Last week, we went head-to-head with experts about the idea that a person should write every day.
Read that post here. Today, we’ll talk about two other things to consider while determining how often you should write to keep your muscles toned and stories flowing.
Find Your Inspiration
Another question I’ve often asked my clients when they say they’ve run out of ideas: “When was the last time you felt inspired to write? Walk me through the before, during and after of that event.”
Inspiration might seem like it comes in stops and starts.
Maybe a walk to the dog park nets you a good idea once per week, but every time you go to the beach, you’re flooded with ideas.
Sadly, the beach is a two-hour drive away and who has time to make that and still get words on the page?
So what is it about the beach that inspires ideas? The sound of the surf? The squawk of seagulls? The scent on the breeze? The way your hair blows back and then into your mouth as you inhale nature?
Maybe it’s all of those things combined.
Every one of those can be recreated in your office. Surf and seagull soundtracks abound on YouTube (and other places). Candles and scent diffusers duplicate seashore aromas. You can blow them in gusts with an oscillating fan.
Your inner procrastinator cringed.
Mostly because it feels safer when it doesn’t let you create. Creativity involves risk. Risk means danger. You’ve been made with mechanisms to avoid danger at any cost.
If you lack inspiration, make a list of the times you felt inspired. Where were you? What were you doing? What did inspiration feel like? What was the result of those feelings?
Sometimes we ignore inspiration. We don’t jot down the ideas she gives us. Life is busy. We’ll do it later.
Except we don’t.
So she’s given up on us. Why waste her energy sending grand thoughts to us if we brush them off like a pesky ant?

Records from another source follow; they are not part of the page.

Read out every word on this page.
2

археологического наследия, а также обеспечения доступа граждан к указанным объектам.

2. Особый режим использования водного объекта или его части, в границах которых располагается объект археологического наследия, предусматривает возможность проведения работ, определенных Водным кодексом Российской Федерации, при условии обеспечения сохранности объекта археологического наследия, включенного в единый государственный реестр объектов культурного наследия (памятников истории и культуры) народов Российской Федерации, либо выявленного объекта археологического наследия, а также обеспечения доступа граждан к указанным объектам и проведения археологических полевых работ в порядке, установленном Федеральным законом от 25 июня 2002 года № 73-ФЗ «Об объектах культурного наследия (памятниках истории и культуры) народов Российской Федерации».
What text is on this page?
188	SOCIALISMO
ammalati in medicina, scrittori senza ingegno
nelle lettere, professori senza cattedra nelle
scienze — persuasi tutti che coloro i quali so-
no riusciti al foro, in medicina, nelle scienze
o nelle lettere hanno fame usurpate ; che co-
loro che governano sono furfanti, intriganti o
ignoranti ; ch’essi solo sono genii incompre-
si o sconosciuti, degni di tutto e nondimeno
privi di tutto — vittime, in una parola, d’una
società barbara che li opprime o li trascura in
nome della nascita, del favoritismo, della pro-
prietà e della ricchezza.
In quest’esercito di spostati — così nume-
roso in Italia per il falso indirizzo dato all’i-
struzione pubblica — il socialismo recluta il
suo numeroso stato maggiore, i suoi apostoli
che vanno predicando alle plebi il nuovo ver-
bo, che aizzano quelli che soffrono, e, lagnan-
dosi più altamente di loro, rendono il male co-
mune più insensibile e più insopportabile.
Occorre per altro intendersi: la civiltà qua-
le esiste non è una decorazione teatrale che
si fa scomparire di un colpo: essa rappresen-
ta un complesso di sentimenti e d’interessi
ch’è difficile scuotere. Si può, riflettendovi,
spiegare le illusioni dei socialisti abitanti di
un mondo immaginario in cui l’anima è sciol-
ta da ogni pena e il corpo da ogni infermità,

Take an honest look at your relationship with inspiration. If you’ve sent her packing, she’ll return. With the right invitation.
Just Write Already
Writers write. Some write every day at eight in the morning until they’ve written for a set amount of time or a specific number of words or pages.
Others write in spurts when the inspiration hits them, but they don’t stop until they’ve followed the thread to its conclusion. And there they find a first draft of a story—no matter how rough.
I write four days per week from ten until noon—or whenever my growling stomach reminds me I haven’t eaten since the night before.
On Mondays, I write for an hour in the afternoon, usually at one or two. Always before my brain starts to fog around three-thirty. Often after I’ve taken a one-mile walk around my neighborhood.
I’ve learned that when I sit down to write, my muse wants to come out and play. When I show up regularly, so does she. When I feed her with good books and entertaining programs and movies, she rewards me with interesting plot twists and unique characters.
But that didn’t happen immediately. It was something I learned to depend on by showing up at my desk at the same time every day and refusing to leave until I’d written the next words in whatever story I was working on at the time.
How often should you write? As often as it takes for you to turn out the number of words or pages that satisfy your desire to create.
What advice have you heard about how often to write? Have you found your sweet spot? Share it with the rest of us.